3 DEC 2018
There is much discussion right now over the rapid advances in technology and communication that are defining the future of the built environment. But communication isn’t only about digital innovation. This will always be a people business – one in which client relationships and business development are key.
So, it stands to reason that personal communication – and that buzzword ‘emotional intelligence’, or EQ – is just as important as technology.
As the industry evolves, you need to continuously develop your skills and find ways to differentiate yourself and your business. Now, more than ever, EQ is an essential ‘tool’ to have in the bag. Embrace the human side of business relationships and you will be more confident with clients, more effective with sales and – quite probably – more content in yourself.
“Your EQ is the level of your ability to understand other people, what motivates them and how to work cooperatively with them,” explains Howard Gardner, the influential Harvard theorist. “It's not how smart you are that matters, what really counts is how you are smart.”
The notion of developing strong relationships with clients is not new. In fact, it is the very thing the industry is built on. But the way in which we build those relationships can vary drastically from one professional to another.

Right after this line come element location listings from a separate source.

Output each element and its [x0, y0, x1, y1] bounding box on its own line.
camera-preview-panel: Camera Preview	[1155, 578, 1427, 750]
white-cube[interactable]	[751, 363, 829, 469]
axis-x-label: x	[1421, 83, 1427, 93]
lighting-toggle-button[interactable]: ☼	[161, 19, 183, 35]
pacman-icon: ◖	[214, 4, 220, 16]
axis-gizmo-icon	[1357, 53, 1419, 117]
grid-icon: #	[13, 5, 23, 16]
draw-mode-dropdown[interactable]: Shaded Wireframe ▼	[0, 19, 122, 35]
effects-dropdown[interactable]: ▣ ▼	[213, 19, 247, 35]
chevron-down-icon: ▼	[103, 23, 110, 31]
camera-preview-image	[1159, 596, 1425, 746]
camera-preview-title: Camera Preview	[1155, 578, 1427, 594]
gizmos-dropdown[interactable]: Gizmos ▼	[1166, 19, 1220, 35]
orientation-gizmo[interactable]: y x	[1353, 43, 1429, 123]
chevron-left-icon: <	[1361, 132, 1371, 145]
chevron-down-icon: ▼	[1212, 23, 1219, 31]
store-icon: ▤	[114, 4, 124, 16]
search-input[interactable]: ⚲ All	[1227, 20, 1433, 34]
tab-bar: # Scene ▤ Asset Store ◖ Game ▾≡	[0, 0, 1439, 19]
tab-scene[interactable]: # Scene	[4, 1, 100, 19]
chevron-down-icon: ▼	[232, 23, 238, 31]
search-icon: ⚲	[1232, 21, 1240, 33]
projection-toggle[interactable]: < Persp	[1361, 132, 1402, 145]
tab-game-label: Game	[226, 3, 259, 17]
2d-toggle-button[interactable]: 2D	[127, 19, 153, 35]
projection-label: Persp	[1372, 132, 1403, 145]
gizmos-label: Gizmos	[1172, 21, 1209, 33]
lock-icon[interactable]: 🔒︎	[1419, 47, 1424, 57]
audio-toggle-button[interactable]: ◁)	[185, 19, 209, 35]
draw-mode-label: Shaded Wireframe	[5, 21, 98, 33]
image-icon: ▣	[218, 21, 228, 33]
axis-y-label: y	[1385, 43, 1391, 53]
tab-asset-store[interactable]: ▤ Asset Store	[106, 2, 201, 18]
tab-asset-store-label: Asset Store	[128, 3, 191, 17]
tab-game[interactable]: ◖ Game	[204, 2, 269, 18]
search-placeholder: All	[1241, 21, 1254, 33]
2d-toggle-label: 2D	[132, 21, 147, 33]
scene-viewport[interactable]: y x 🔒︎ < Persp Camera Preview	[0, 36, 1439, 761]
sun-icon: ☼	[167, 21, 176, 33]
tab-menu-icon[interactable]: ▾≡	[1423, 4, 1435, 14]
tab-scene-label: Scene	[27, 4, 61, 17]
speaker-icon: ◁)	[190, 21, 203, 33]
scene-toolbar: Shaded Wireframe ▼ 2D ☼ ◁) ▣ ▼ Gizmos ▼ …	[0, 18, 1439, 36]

It's not how smart you are that matters, what really counts is how you are smart.
Harvard Project Zero
There have always been the ‘rainmakers’ who would fly around the world meeting people in both the private and public sectors, speaking at conferences, hosting parties and introducing people to each other. Those people still exist, but not everyone has the natural ability to operate in such a way and not everyone has the time to dedicate their life to business development. Nevertheless, in this ever-evolving industry, the pressure is on for every individual to contribute to the growth agenda of their firm.
Surveyors and engineers are stereotypically referred to as introverted, detailed, analytical people. It might be true that there are more introverts than extroverts in the profession, but there is no correlation between being introverted and being ‘good’ at client management, business development and leadership. In fact, those people who are more analytical often make excellent business developers and client relationship managers – they simply need to apply a methodical approach and develop their emotional intelligence.
Be aware of how you feel in a given situation. Tune in to that emotion, recognise it and learn from it. If, for example, you’re walking into a room full of people you don’t know, take stock of your mental state and evaluate how it might affect the situation.
Some people talk when they’re nervous or excited. Sometimes we get carried away when talking to a client and begin to ‘solutionise’ too early, potentially missing something crucial. So, take a breath, slow down, and ask yourself Why Am I Talking?
Empathy is not necessarily agreeing with everything someone says, but standing in their shoes and understanding their perspective. If you can reflect back to the client their hopes, concerns, challenges and fears, you will be building a strong relationship.
Genuinely enquiring about people and taking a real interest in them and their situation will build rapport and create trust. As Franklin D Roosevelt said, “I don’t care how much you know until I know how much you care.”
Accentuate the strengths in others and go out of your way to deliver positive feedback on them. This can be anyone who is relevant to the discussion – a receptionist, a junior on the team, your client (just don’t overdo it!).
It’s easy to make someone happy at the point of promise, but we are measured at the point of delivery. Being known as someone who always does what they say they’re going to do is a powerful personal brand.
Finding a true differentiator in a highly competitive and crowded market is challenging, particularly as most organisations can stake a credible claim to be as good as anyone else. Yes, technological innovation, pricing structures, expertise and experience are key, but so is EQ.
If you want to do the best for your clients, to come up with the most innovative ideas, and secure their buy-in for future projects, you have to return to basic human relationship principles.
In an industry where technical expertise is a given, those who can also master emotional intelligence might just have the edge over their competitors.